That's the message from Booz & Company Partner Paul Leinwand and Managing Director Cesare Mainardi, co-authors of the recent Harvard Business Review article "The Coherence Premium," and the forthcoming book The Essential Advantage: How to Win with a Capabilities-Driven Strategy.
"Inevitably, there's a long line of people and departments looking for funding, but rarely is anyone considering which functional endeavors are most essential to the company's advantage. And that's just as true for the people reviewing and approving the budgets as it is for the people actually making the budgets," said Leinwand.
"Budgeting should lead to better performance. Unfortunately, at most companies it's a time-consuming, frustrating, painful process that has no impact at all on performance. And it happens the same way every year. People dread it. But no one seems to know how to fix it," added Mainardi.
Mainardi continued that the first task of budgeting should be to decide which capabilities are most important to supporting the company's chosen market position. "Then double down on those. It's an especially important task in an economy like this, when resources are stretched and competition is fierce."
Mainardi and Leinwand say that budgeting must support a company's "coherence." The key to strategic advantage is figuring out what the company is good at — how it adds value in a differentiated way — and focusing on those capabilities. The authors describe such companies as being "coherent," and they cite three key steps in building coherence:
- "Way to Play": Make a clear choice about how the company creates value in the market — i.e., a considered strategy for attracting and holding chosen customers. The company's way to play forms the basis of its core value proposition and organizational mission: the ways in which what it does, and delivers, are different from others.
- "Capabilities System": Identify the differentiating capabilities, those three to six things that the company does uniquely better than anyone else and that support the way to play — and how these capabilities fit together into a mutually reinforcing system that can be leveraged over and over again to build scale and pursue new opportunities.
- "Product & Service Portfolio": Make a clear decision about the "sweet spot" in the market, and choose a product and service portfolio that provides an optimal fit between the company's unique capabilities and the demands of its chosen customers.

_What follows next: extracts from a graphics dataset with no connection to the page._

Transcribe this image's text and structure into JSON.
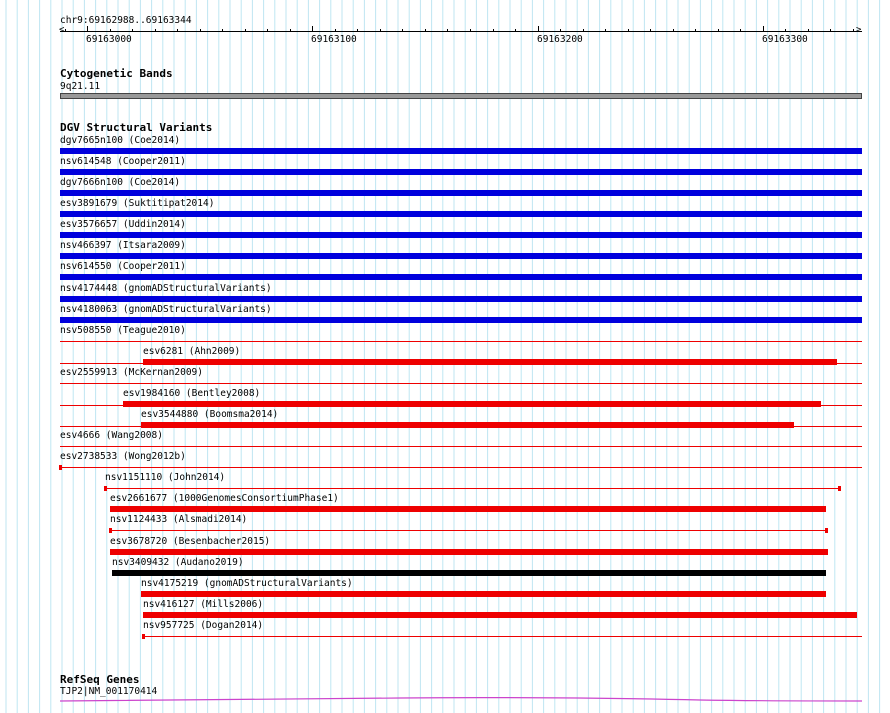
{
  "location": "chr9:69162988..69163344",
  "ruler": {
    "start": 69162988,
    "end": 69163344,
    "ticks": [
      "69163000",
      "69163100",
      "69163200",
      "69163300"
    ]
  },
  "tracks": {
    "cyto": {
      "title": "Cytogenetic Bands",
      "band": "9q21.11"
    },
    "dgv": {
      "title": "DGV Structural Variants",
      "features": [
        {
          "label": "dgv7665n100 (Coe2014)",
          "start": 69162988,
          "end": 69163344,
          "color": "#0000dd",
          "kind": "bar"
        },
        {
          "label": "nsv614548 (Cooper2011)",
          "start": 69162988,
          "end": 69163344,
          "color": "#0000dd",
          "kind": "bar"
        },
        {
          "label": "dgv7666n100 (Coe2014)",
          "start": 69162988,
          "end": 69163344,
          "color": "#0000dd",
          "kind": "bar"
        },
        {
          "label": "esv3891679 (Suktitipat2014)",
          "start": 69162988,
          "end": 69163344,
          "color": "#0000dd",
          "kind": "bar"
        },
        {
          "label": "esv3576657 (Uddin2014)",
          "start": 69162988,
          "end": 69163344,
          "color": "#0000dd",
          "kind": "bar"
        },
        {
          "label": "nsv466397 (Itsara2009)",
          "start": 69162988,
          "end": 69163344,
          "color": "#0000dd",
          "kind": "bar"
        },
        {
          "label": "nsv614550 (Cooper2011)",
          "start": 69162988,
          "end": 69163344,
          "color": "#0000dd",
          "kind": "bar"
        },
        {
          "label": "nsv4174448 (gnomADStructuralVariants)",
          "start": 69162988,
          "end": 69163344,
          "color": "#0000dd",
          "kind": "bar"
        },
        {
          "label": "nsv4180063 (gnomADStructuralVariants)",
          "start": 69162988,
          "end": 69163344,
          "color": "#0000dd",
          "kind": "bar"
        },
        {
          "label": "nsv508550 (Teague2010)",
          "start": 69162988,
          "end": 69163344,
          "color": "#ee0000",
          "kind": "line"
        },
        {
          "label": "esv6281 (Ahn2009)",
          "start": 69163025,
          "end": 69163333,
          "color": "#ee0000",
          "kind": "bar",
          "lineStart": 69162988,
          "lineEnd": 69163344
        },
        {
          "label": "esv2559913 (McKernan2009)",
          "start": 69162988,
          "end": 69163344,
          "color": "#ee0000",
          "kind": "line"
        },
        {
          "label": "esv1984160 (Bentley2008)",
          "start": 69163016,
          "end": 69163326,
          "color": "#ee0000",
          "kind": "bar",
          "lineStart": 69162988,
          "lineEnd": 69163344
        },
        {
          "label": "esv3544880 (Boomsma2014)",
          "start": 69163024,
          "end": 69163314,
          "color": "#ee0000",
          "kind": "bar",
          "lineStart": 69162988,
          "lineEnd": 69163344
        },
        {
          "label": "esv4666 (Wang2008)",
          "start": 69162988,
          "end": 69163344,
          "color": "#ee0000",
          "kind": "line"
        },
        {
          "label": "esv2738533 (Wong2012b)",
          "start": 69162988,
          "end": 69163344,
          "color": "#ee0000",
          "kind": "line",
          "mark": 69162988
        },
        {
          "label": "nsv1151110 (John2014)",
          "start": 69163008,
          "end": 69163334,
          "color": "#ee0000",
          "kind": "line",
          "endcaps": true
        },
        {
          "label": "esv2661677 (1000GenomesConsortiumPhase1)",
          "start": 69163010,
          "end": 69163328,
          "color": "#ee0000",
          "kind": "bar"
        },
        {
          "label": "nsv1124433 (Alsmadi2014)",
          "start": 69163010,
          "end": 69163328,
          "color": "#ee0000",
          "kind": "line",
          "endcaps": true
        },
        {
          "label": "esv3678720 (Besenbacher2015)",
          "start": 69163010,
          "end": 69163329,
          "color": "#ee0000",
          "kind": "bar"
        },
        {
          "label": "nsv3409432 (Audano2019)",
          "start": 69163011,
          "end": 69163328,
          "color": "#000000",
          "kind": "bar"
        },
        {
          "label": "nsv4175219 (gnomADStructuralVariants)",
          "start": 69163024,
          "end": 69163328,
          "color": "#ee0000",
          "kind": "bar"
        },
        {
          "label": "nsv416127 (Mills2006)",
          "start": 69163025,
          "end": 69163342,
          "color": "#ee0000",
          "kind": "bar"
        },
        {
          "label": "nsv957725 (Dogan2014)",
          "start": 69163025,
          "end": 69163344,
          "color": "#ee0000",
          "kind": "line",
          "startcap": true
        }
      ]
    },
    "refseq": {
      "title": "RefSeq Genes",
      "gene": "TJP2|NM_001170414",
      "color": "#cc44cc"
    }
  }
}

- Reinforces strategic advantage. Line managers know how and where to budget in order to reinforce the company's strategic advantage: they support the way to play instead of veering away from it; they strengthen differentiating capabilities to be even more efficient and effective; and they drive product development toward closer alignment with the first two.
- Drives investment, not just cost-cutting. With a clear idea of coherence — i.e., how the company is positioned in the market, which capabilities are critical to supporting it, and what products and services are best suited to it — budgeting becomes a strategic investment exercise, one that's focused on growth and naturally eliminates irrelevant and wasted expense.

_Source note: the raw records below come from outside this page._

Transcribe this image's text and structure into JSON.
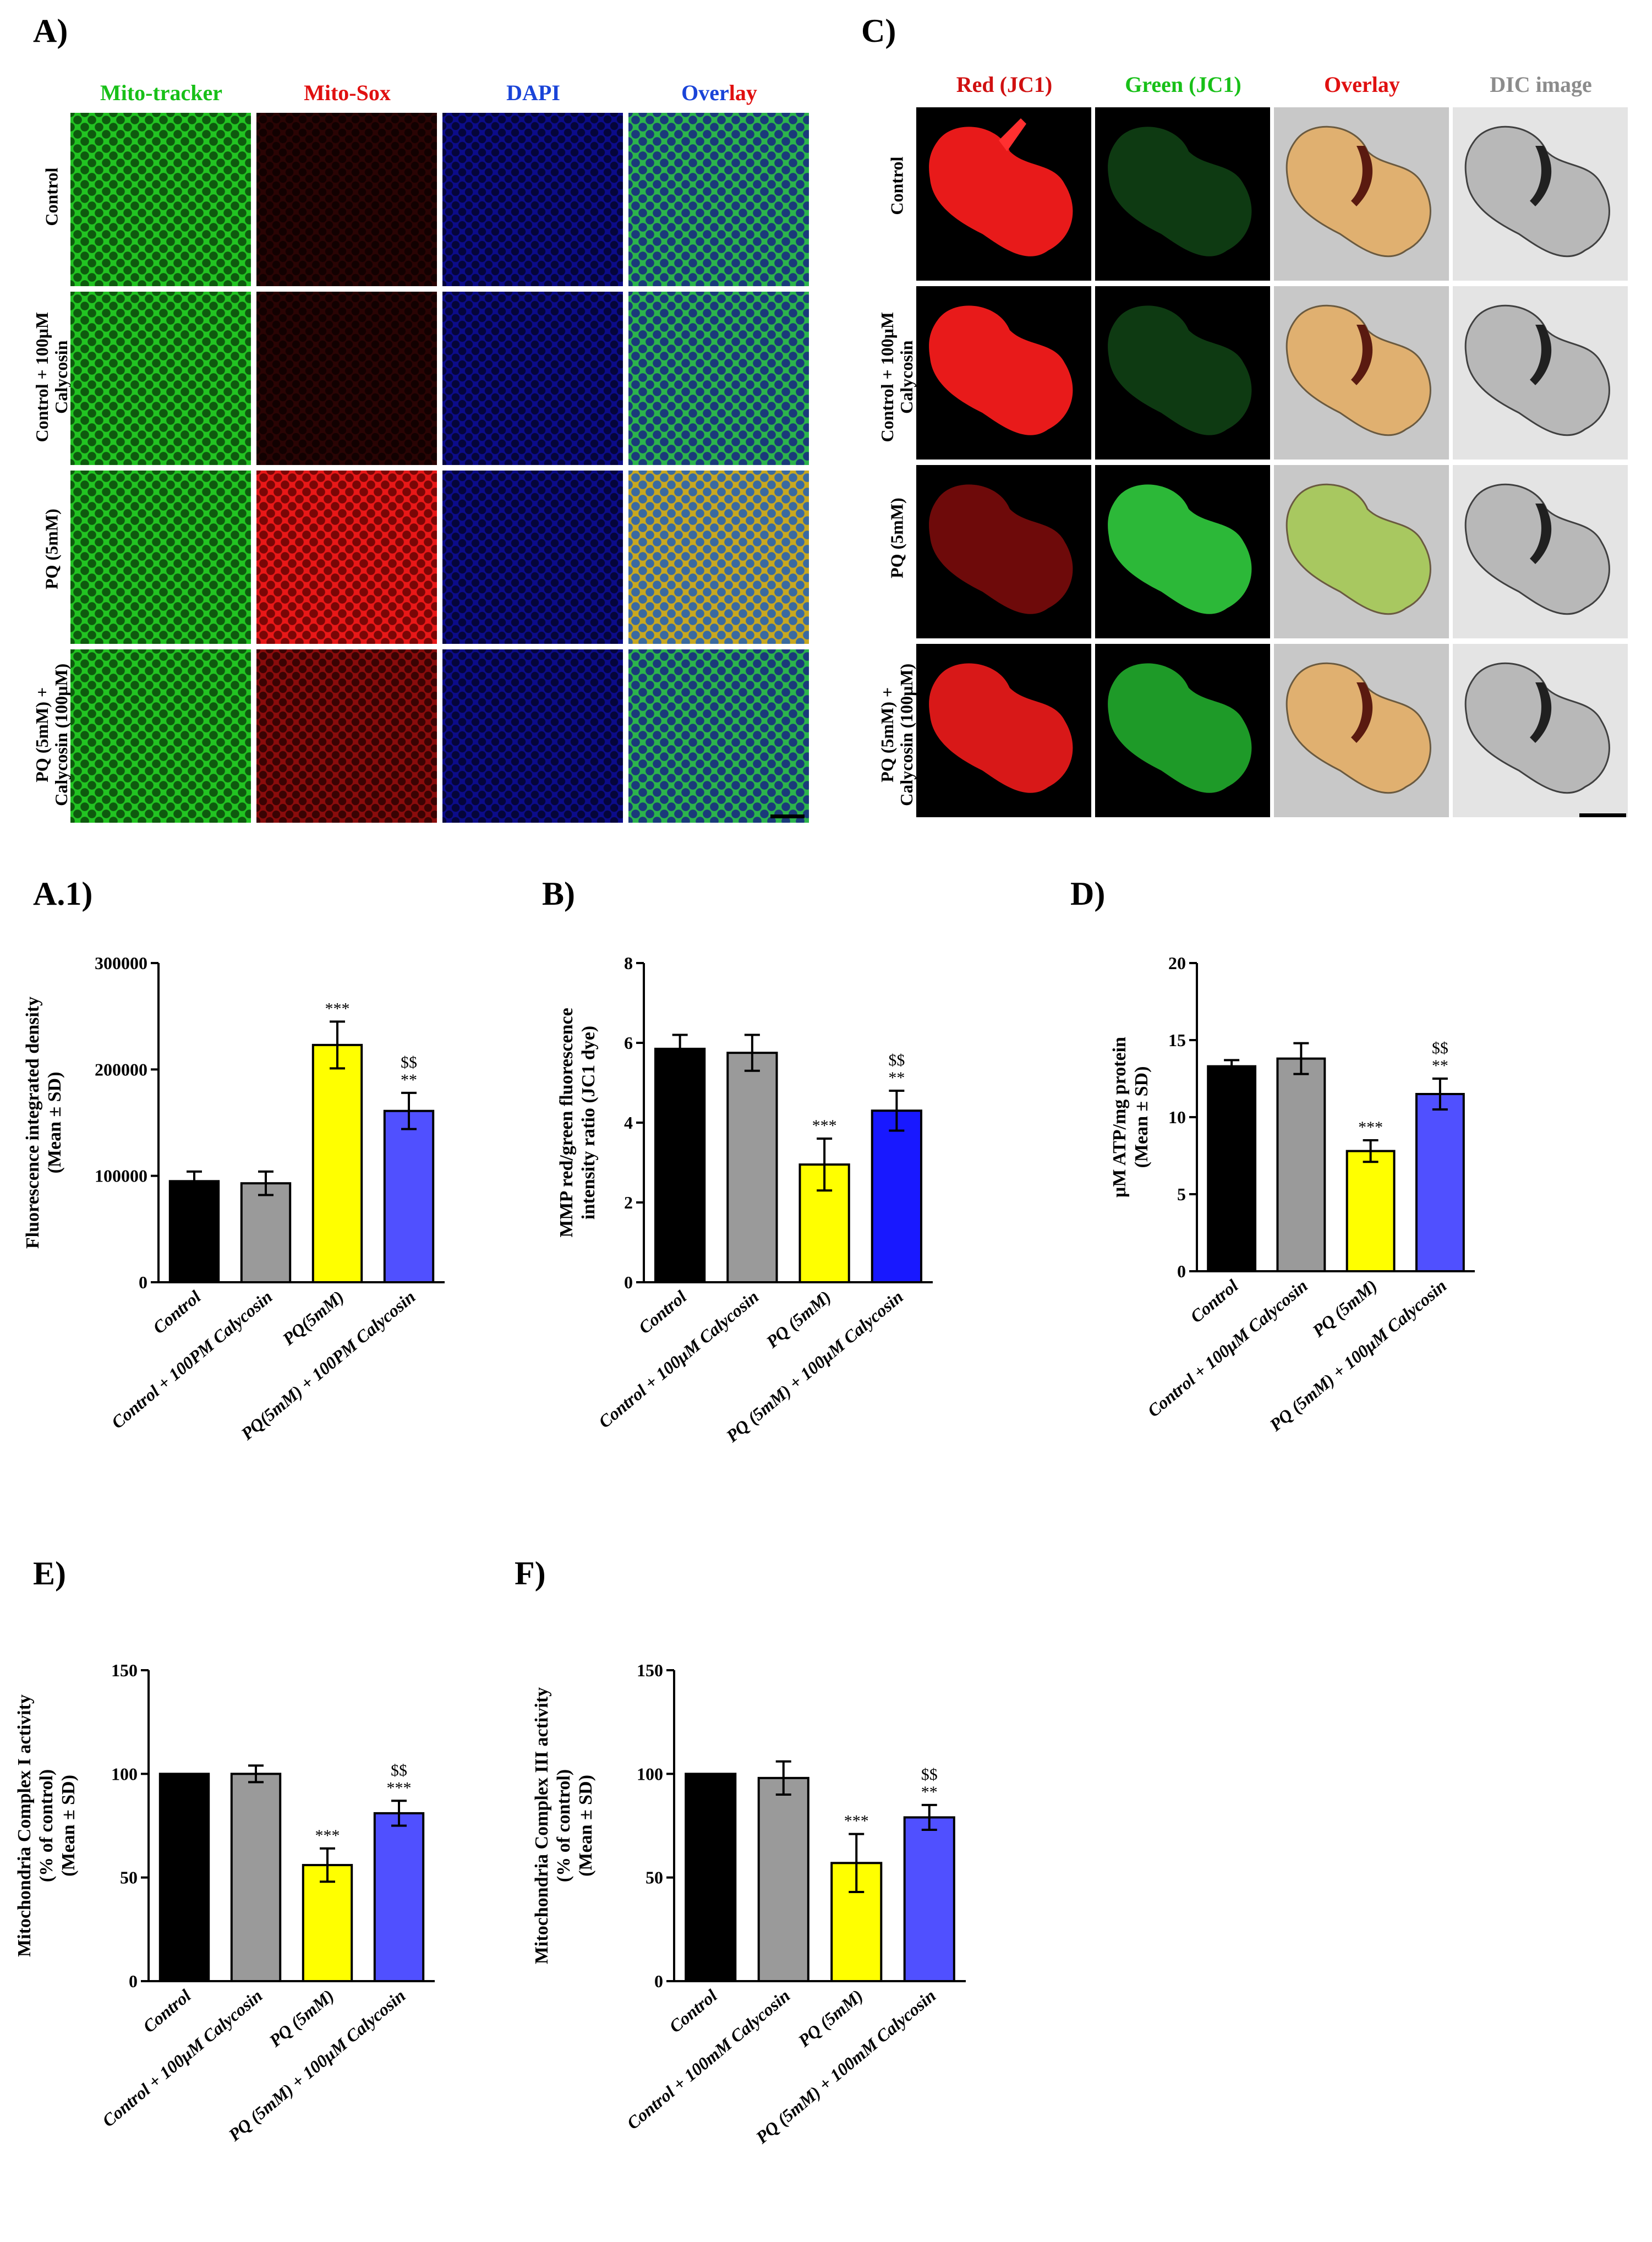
{
  "panels": {
    "A": "A)",
    "A1": "A.1)",
    "B": "B)",
    "C": "C)",
    "D": "D)",
    "E": "E)",
    "F": "F)"
  },
  "panelA": {
    "columns": [
      {
        "label": "Mito-tracker",
        "color": "#18c018"
      },
      {
        "label": "Mito-Sox",
        "color": "#e01010"
      },
      {
        "label": "DAPI",
        "color": "#1a44d8"
      }
    ],
    "overlay": {
      "part1": "Over",
      "part1_color": "#1a44d8",
      "part2": "lay",
      "part2_color": "#e01010"
    },
    "rows": [
      "Control",
      "Control + 100μM\nCalycosin",
      "PQ (5mM)",
      "PQ (5mM) +\nCalycosin (100μM)"
    ]
  },
  "panelC": {
    "columns": [
      {
        "label": "Red (JC1)",
        "color": "#d01010"
      },
      {
        "label": "Green (JC1)",
        "color": "#18c018"
      },
      {
        "label": "Overlay",
        "color": "#e01010"
      },
      {
        "label": "DIC image",
        "color": "#8c8c8c"
      }
    ],
    "rows": [
      "Control",
      "Control + 100μM\nCalycosin",
      "PQ (5mM)",
      "PQ (5mM) +\nCalycosin (100μM)"
    ]
  },
  "chart_data": [
    {
      "id": "A1",
      "type": "bar",
      "ylabel": "Fluorescence integrated density\n(Mean ± SD)",
      "categories": [
        "Control",
        "Control + 100PM Calycosin",
        "PQ(5mM)",
        "PQ(5mM) + 100PM Calycosin"
      ],
      "values": [
        95000,
        93000,
        223000,
        161000
      ],
      "errors": [
        9000,
        11000,
        22000,
        17000
      ],
      "sig": [
        "",
        "",
        "***",
        "**"
      ],
      "sig2": [
        "",
        "",
        "",
        "$$"
      ],
      "ylim": [
        0,
        300000
      ],
      "yticks": [
        "0",
        "100000",
        "200000",
        "300000"
      ],
      "colors": [
        "#000000",
        "#9a9a9a",
        "#ffff00",
        "#5050ff"
      ]
    },
    {
      "id": "B",
      "type": "bar",
      "ylabel": "MMP red/green fluorescence\nintensity ratio (JC1 dye)",
      "categories": [
        "Control",
        "Control + 100μM Calycosin",
        "PQ (5mM)",
        "PQ (5mM) + 100μM Calycosin"
      ],
      "values": [
        5.85,
        5.75,
        2.95,
        4.3
      ],
      "errors": [
        0.35,
        0.45,
        0.65,
        0.5
      ],
      "sig": [
        "",
        "",
        "***",
        "**"
      ],
      "sig2": [
        "",
        "",
        "",
        "$$"
      ],
      "ylim": [
        0,
        8
      ],
      "yticks": [
        "0",
        "2",
        "4",
        "6",
        "8"
      ],
      "colors": [
        "#000000",
        "#9a9a9a",
        "#ffff00",
        "#1818ff"
      ]
    },
    {
      "id": "D",
      "type": "bar",
      "ylabel": "μM ATP/mg protein\n(Mean ± SD)",
      "categories": [
        "Control",
        "Control + 100μM Calycosin",
        "PQ (5mM)",
        "PQ (5mM) + 100μM Calycosin"
      ],
      "values": [
        13.3,
        13.8,
        7.8,
        11.5
      ],
      "errors": [
        0.4,
        1.0,
        0.7,
        1.0
      ],
      "sig": [
        "",
        "",
        "***",
        "**"
      ],
      "sig2": [
        "",
        "",
        "",
        "$$"
      ],
      "ylim": [
        0,
        20
      ],
      "yticks": [
        "0",
        "5",
        "10",
        "15",
        "20"
      ],
      "colors": [
        "#000000",
        "#9a9a9a",
        "#ffff00",
        "#5050ff"
      ]
    },
    {
      "id": "E",
      "type": "bar",
      "ylabel": "Mitochondria Complex I activity\n(% of control)\n(Mean ± SD)",
      "categories": [
        "Control",
        "Control + 100μM Calycosin",
        "PQ (5mM)",
        "PQ (5mM) + 100μM Calycosin"
      ],
      "values": [
        100,
        100,
        56,
        81
      ],
      "errors": [
        0,
        4,
        8,
        6
      ],
      "sig": [
        "",
        "",
        "***",
        "***"
      ],
      "sig2": [
        "",
        "",
        "",
        "$$"
      ],
      "ylim": [
        0,
        150
      ],
      "yticks": [
        "0",
        "50",
        "100",
        "150"
      ],
      "colors": [
        "#000000",
        "#9a9a9a",
        "#ffff00",
        "#5050ff"
      ]
    },
    {
      "id": "F",
      "type": "bar",
      "ylabel": "Mitochondria Complex III  activity\n(% of control)\n(Mean ± SD)",
      "categories": [
        "Control",
        "Control + 100mM Calycosin",
        "PQ (5mM)",
        "PQ (5mM) + 100mM Calycosin"
      ],
      "values": [
        100,
        98,
        57,
        79
      ],
      "errors": [
        0,
        8,
        14,
        6
      ],
      "sig": [
        "",
        "",
        "***",
        "**"
      ],
      "sig2": [
        "",
        "",
        "",
        "$$"
      ],
      "ylim": [
        0,
        150
      ],
      "yticks": [
        "0",
        "50",
        "100",
        "150"
      ],
      "colors": [
        "#000000",
        "#9a9a9a",
        "#ffff00",
        "#5050ff"
      ]
    }
  ]
}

- Is faster and leaner. Because line managers know what's important, they also know what to ask for — and what not to ask for. They are more likely to come up with realistic budget requests that need less guidance from senior management, and less pruning and juggling in the review and approval stages.
- Is more transparent. When people have a clear framework for setting priorities, they are more likely to understand why something gets cut from the budget. Decisions feel less arbitrary, less personal, and budgeting can be used to model "coherence" up and down the line.
In terms of practical guidance on effective budgeting, Leinwand and Mainardi suggest that no budgeting exercise is complete without looking at strategy, or without a clear look at its impact on the company's capabilities system. In addition, all budgeting must be seen as a way to direct investment toward specific capabilities that the company needs to compete, and the products and services that best fit with its capabilities and way to play.
They also say that all budgeting should start with a conversation focused on coherence. The people putting together departmental and divisional budgets need to understand more than just what the numbers are; they need to know how to manage the numbers to help the company sharpen its competitive edge and achieve a right to win in the marketplace.
"Frugality, productivity and efficiency — the need to do more with less — are on every business agenda, and more intensely than ever since the economic crisis of 2008/09. But far fewer companies are having the more important conversation, about what makes them different and better, and how to take that advantage to the next level," said Mainardi. "In a tough year like this one, executives must tackle that core strategic question first, and ensure that the budgeting process delivers on its potential to enhance the company's advantage."
"Many companies don't have an adequate understanding of their differentiated capabilities, which are what add value and attract customers. They don't have a capabilities-driven strategy, one that aligns their way to play with their capabilities and products and services and thus increases their coherence. So in the end, there is no overarching framework or clear list of priorities for people to budget against," added Leinwand. "First you have to know what you're good at. Then you need to develop a capabilities-driven strategy that outlines your way to coherence. Let coherence drive your budgeting. If you can't find that coherent center, then you're lost, and the budgeting process will just be an exercise in running in place."